在 NDB 中存储关系值的有效方法 [英] Efficient way to store relation values in NDB

问题描述

我有这个数据模型(我制作了它，所以如果有更好的方法，请告诉我).基本上我有Club，可以有很多Courses.现在我想知道一个俱乐部的所有members 和instructors.members 和 instructors 存储在 Course 模型中，并且 Club 有对它们的引用.看代码..

I've this data model (I made it, so if there's a better way to do it, please let me know).
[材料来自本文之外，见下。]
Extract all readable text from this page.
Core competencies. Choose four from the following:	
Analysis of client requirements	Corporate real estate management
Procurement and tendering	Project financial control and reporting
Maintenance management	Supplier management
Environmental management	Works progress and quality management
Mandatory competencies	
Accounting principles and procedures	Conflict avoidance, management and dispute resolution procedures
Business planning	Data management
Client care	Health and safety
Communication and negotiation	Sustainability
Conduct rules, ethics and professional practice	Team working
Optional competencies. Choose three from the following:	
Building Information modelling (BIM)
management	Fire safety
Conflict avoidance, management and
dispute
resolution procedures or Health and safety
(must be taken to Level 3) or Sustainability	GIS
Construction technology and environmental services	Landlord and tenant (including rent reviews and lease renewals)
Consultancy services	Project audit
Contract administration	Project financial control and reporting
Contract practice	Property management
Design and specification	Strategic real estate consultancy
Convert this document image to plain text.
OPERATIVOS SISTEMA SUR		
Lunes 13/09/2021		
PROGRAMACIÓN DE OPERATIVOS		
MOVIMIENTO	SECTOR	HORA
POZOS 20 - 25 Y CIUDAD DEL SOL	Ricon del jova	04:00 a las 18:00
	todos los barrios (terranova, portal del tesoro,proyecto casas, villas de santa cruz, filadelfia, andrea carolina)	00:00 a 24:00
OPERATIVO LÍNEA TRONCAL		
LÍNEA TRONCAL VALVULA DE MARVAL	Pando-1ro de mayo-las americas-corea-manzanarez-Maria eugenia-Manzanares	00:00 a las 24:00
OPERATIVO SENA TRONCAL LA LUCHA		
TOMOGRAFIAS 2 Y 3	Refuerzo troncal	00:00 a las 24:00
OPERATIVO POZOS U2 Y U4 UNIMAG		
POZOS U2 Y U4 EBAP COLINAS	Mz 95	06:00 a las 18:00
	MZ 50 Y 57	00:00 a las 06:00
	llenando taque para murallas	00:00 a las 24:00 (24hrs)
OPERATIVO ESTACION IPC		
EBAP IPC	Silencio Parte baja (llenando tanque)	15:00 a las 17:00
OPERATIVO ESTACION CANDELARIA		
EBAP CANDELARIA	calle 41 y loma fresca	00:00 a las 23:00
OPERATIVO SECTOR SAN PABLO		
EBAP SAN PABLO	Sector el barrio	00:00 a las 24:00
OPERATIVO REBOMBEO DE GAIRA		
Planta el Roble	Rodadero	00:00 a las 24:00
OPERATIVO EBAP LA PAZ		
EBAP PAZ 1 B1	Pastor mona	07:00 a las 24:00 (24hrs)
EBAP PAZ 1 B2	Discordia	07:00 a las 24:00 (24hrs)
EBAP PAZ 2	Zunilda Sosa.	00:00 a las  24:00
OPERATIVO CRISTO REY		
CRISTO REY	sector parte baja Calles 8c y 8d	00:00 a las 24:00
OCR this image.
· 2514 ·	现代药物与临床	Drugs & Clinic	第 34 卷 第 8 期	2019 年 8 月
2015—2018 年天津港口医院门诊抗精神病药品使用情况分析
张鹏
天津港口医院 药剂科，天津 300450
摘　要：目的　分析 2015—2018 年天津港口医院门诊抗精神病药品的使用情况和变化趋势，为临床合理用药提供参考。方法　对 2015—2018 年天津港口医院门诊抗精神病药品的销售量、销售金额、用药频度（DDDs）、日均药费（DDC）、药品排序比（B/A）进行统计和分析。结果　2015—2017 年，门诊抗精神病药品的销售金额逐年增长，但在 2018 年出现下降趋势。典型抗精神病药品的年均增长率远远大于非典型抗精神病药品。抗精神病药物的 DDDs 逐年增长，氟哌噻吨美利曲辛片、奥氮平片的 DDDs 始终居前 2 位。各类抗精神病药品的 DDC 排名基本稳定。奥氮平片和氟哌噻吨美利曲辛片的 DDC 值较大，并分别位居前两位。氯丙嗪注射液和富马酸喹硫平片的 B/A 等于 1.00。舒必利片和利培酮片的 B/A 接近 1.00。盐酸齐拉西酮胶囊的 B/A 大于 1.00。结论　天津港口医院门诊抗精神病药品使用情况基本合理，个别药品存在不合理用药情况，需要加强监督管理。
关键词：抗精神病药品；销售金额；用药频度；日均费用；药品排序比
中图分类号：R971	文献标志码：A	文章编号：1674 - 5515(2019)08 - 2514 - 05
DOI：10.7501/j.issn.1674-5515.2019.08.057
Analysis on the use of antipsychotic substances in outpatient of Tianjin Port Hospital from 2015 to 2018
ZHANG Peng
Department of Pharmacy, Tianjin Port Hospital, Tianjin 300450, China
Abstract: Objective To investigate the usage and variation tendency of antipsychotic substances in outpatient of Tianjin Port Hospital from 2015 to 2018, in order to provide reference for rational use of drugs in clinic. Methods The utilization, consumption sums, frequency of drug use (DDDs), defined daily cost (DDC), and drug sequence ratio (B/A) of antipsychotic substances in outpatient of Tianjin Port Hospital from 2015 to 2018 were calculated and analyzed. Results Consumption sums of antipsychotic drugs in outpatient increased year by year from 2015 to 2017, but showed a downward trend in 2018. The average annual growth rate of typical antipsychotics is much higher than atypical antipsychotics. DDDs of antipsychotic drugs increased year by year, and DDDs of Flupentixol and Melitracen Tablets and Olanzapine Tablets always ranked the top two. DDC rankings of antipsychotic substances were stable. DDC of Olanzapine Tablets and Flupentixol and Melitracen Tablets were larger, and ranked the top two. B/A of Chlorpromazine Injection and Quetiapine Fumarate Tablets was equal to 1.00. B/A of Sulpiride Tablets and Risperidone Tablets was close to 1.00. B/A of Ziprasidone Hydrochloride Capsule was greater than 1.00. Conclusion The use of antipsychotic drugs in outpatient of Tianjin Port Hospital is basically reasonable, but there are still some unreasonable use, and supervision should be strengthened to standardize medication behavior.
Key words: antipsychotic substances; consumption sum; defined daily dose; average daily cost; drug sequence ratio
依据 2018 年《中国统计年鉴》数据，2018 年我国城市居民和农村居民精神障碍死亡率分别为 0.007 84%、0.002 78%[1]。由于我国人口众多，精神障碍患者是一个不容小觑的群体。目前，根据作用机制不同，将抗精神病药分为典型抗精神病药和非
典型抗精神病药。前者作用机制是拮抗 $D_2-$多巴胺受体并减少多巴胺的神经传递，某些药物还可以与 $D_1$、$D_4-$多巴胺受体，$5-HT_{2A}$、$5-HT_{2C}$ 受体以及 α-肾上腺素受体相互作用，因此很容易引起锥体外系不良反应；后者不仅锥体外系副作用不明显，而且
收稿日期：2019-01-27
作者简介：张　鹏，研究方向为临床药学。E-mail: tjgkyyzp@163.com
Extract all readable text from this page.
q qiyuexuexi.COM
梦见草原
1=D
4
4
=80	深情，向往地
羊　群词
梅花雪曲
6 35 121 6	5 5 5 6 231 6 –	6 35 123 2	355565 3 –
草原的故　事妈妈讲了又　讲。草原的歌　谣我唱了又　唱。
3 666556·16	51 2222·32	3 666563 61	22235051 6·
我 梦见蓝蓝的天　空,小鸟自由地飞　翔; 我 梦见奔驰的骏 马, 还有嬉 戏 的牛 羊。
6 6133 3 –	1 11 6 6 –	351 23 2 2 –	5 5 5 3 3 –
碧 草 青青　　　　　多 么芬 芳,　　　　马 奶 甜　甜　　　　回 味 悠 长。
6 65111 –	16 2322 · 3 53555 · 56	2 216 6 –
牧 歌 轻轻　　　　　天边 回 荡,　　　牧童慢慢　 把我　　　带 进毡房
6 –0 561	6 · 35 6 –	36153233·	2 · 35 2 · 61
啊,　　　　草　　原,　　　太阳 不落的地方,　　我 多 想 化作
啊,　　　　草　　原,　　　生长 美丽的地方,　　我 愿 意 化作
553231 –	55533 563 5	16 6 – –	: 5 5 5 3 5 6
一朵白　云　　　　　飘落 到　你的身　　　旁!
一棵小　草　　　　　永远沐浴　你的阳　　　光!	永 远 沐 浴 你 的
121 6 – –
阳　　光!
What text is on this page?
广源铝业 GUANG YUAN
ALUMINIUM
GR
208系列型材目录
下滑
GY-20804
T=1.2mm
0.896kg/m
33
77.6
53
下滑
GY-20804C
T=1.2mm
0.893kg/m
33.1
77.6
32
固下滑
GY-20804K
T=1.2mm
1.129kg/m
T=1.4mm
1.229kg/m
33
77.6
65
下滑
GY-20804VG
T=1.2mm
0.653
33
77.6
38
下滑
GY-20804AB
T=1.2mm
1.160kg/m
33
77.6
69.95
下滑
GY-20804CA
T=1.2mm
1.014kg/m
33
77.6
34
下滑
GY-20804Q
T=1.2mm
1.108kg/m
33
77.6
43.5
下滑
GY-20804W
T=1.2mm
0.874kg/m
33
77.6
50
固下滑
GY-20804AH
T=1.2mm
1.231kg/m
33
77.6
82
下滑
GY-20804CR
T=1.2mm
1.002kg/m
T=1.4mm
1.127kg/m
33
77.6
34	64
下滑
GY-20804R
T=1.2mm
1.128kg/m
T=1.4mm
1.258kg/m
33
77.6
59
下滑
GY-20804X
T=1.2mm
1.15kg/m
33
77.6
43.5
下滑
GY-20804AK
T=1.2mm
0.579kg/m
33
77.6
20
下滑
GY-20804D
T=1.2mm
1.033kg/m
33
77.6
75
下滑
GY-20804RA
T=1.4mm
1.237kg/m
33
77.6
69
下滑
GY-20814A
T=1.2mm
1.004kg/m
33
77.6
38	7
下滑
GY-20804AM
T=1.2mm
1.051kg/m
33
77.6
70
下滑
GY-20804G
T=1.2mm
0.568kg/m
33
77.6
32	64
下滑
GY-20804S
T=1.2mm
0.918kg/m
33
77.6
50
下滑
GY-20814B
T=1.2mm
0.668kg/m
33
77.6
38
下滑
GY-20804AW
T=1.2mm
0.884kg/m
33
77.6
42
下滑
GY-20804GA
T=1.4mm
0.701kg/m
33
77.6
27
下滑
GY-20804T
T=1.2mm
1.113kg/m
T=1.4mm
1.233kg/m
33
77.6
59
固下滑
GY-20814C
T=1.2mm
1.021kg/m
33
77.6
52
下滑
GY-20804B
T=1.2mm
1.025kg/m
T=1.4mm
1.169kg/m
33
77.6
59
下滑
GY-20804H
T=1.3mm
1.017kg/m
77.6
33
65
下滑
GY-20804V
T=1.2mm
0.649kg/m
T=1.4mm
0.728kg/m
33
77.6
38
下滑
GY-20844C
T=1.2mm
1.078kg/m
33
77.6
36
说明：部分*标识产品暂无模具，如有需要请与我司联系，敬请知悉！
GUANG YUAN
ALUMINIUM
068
Baically I've Club that can have many Courses. now I want to know all the members and instructors of a Club. members and instructors are stored in the Course model, and Club has a reference to them. See the code..

class Course(ndb.Model):
    ...
    instructor_keys = ndb.KeyProperty(kind="User", repeated=True)
    member_keys = ndb.KeyProperty(kind="User", repeated=True)

    @property
    def instructors(self):
        return ndb.get_multi(self.instructor_keys)

    @property
    def members(self):
        return filter(lambda x: x.is_active, ndb.get_multi(self.member_keys))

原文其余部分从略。